This year at Hot Chips 31, in addition to the Nervana NNP-I inference accelerator, Intel also presented its next-generation data center training accelerator – the Nervana NNP-T. The chip was presented by Andrew Yang, Intel Senior Principal Engineer and the lead of the training product architecture in the AI products group. Yang is one of the original Nervana team members where he was the Senior Director of Hardware.
Please note that some of the information in the article comes from other sources such as the Kloss’s Nervana presentation from the Linley Processor Conference form early this year. Carey Kloss is VP of Intel AI Products Group and GM for AI Hardware.
Spring Crest is the successor to Lake Crest which was the original 28-nanometer Nervana NPU. While the original chip served as a learning experience and prototype that only sampled to select customers, Spring Crest targets mass production. The chip is branded as the Nervana Neural Network Processor for Training (NNP-T) 1000.
Spring Crest is a training neural processor for the data center. It is intended for air-cooled infrastructure in the 150-250W typical power range. The final product will come in two form factors: a PCIe accelerator card and an OCP mezzanine accelerator module. Communication between the chip and the host CPU is done over 16 lanes of PCIe Gen 4, enabling close to 32 GB/s of bandwidth.

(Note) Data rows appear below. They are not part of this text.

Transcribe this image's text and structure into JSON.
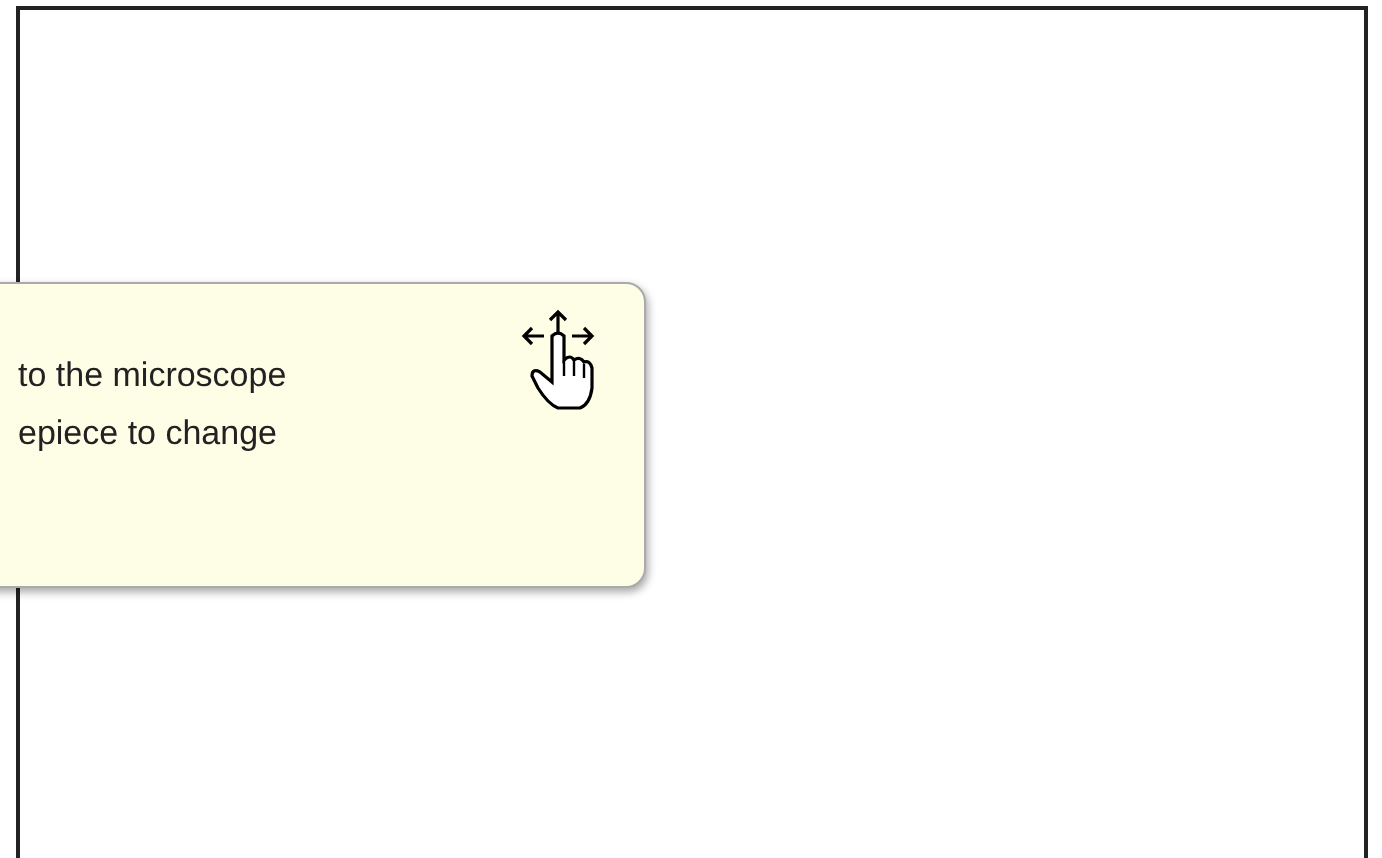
{
  "tooltip": {
    "lines": [
      "to the microscope",
      "epiece to change"
    ]
  }
}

At a high level, Spring Crest comprises 24 tensor processor clusters or TPCs. Note that those were previously called Compute Clusters (CCs). There is 60 MiB of tightly-coupled scratchpad memory distributed among the TPCs. Spring Crest features 32 GiB of near-chip memory in the form of HBM2 operating at 1200 MHz. In order to support scale-out, there are four InterChip Links (ICLs) comprising 64 SerDes lanes. Communication is done over a 2D mesh NoC that interconnects all the TPCs together as well as to the HBM2 stacks and the various I/O peripherals.
The chip itself is fabricated on TSMC 16-nanometer process (16FF+), packing 27 billion transistors on a 680 mmÂ² die. Spring Crest uses a 2.5D CoWoS package which includes four 8-Hi HBM2 stacks on a 1200 mmÂ² interposer. The package itself is standard 6-2-6 layer stackup 60 mm x 60 mm BGA package with 3,325 contacts.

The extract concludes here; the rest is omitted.